The End of Linsanity in New York


by Marcel Mutoni @marcel_mutoni

I suppose that one could make the argument that the Linsanity phenomenon ended when Carmelo Anthony rejoined the New York Knicks’ lineup earlier this month, but now that Mike Woodson has replaced Mike D’Antoni on the bench, Jeremy Lin’s days of being the team’s offensive catalyst are a thing of the past.

Woodson announced the death knell of Linsanity in comments to reporters about the new system he will put in place, one that will see Anthony and Amar’e Stoudemire getting the lion’s share of touches and shots.

From SLAM contributor Jake Appleman, writing for the NY Times:

Woodson ran his first practice and began to make it clear to his players that this is now his team, at least for the rest of the season, and not Mike D’Antoni’s. That almost certainly means it will be a Knicks team that will slow things down on offense and run an isolation-heavy system more suited to Carmelo Anthony’s ball-dominating inclinations. “It’s everybody’s ball club,” Woodson said after practice Thursday, when he was asked if the Knicks were once again Anthony’s team, as they were before Jeremy Lin briefly took over. “I want everybody to feel comfortable. When I put a guy in the game, if he’s got a shot, I want him to feel comfortable about making that shot.”

But then he spoke more bluntly, saying that he wanted everybody to know that when “I’ve got to get a big shot, I’m going to go to Melo and Amar’e and guys that have done it,” a reference to Anthony and Amar’e Stoudemire. “A lot of these guys are young,” Woodson said in reference to their teammates. “They’re still trying to figure it out.”

Jeremy Lin momentarily appeared to have saved the Knicks’ season, leading them at one point to seven straight electrifying wins.

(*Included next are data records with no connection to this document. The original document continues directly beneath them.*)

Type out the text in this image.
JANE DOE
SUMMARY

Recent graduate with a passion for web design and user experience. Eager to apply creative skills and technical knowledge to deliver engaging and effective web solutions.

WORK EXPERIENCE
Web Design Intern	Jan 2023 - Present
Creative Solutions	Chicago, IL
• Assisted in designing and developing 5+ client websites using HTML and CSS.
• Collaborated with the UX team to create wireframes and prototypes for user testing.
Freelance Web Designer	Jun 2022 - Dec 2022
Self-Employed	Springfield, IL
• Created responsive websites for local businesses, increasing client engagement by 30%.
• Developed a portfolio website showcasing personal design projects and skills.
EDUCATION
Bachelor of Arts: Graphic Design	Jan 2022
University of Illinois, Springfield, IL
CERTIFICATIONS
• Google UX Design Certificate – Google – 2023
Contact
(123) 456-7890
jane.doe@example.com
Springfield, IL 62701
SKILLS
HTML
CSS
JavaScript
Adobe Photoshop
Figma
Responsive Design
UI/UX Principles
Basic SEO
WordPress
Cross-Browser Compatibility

But then Carmelo Anthony returned from injury, and it all went to hell during a nightmarish six-game losing streak, leading to the resignation of Mike D’Antoni.

Sad as this may be not just for Knicks fans, but for anyone who had fallen in love with the unbelievable-yet-true Jeremy Lin story, this is the way things were always supposed to be in New York. Team owner James Dolan didn’t gut the roster to acquire ‘Melo and STAT just to have them play second-fiddle to anyone else.

The Knicks will only go as far as Amar’e, Carmelo and Mike Woodson take them — frightening a thought as that may be for their fans.

Linsanity is dead; long live Linsanity.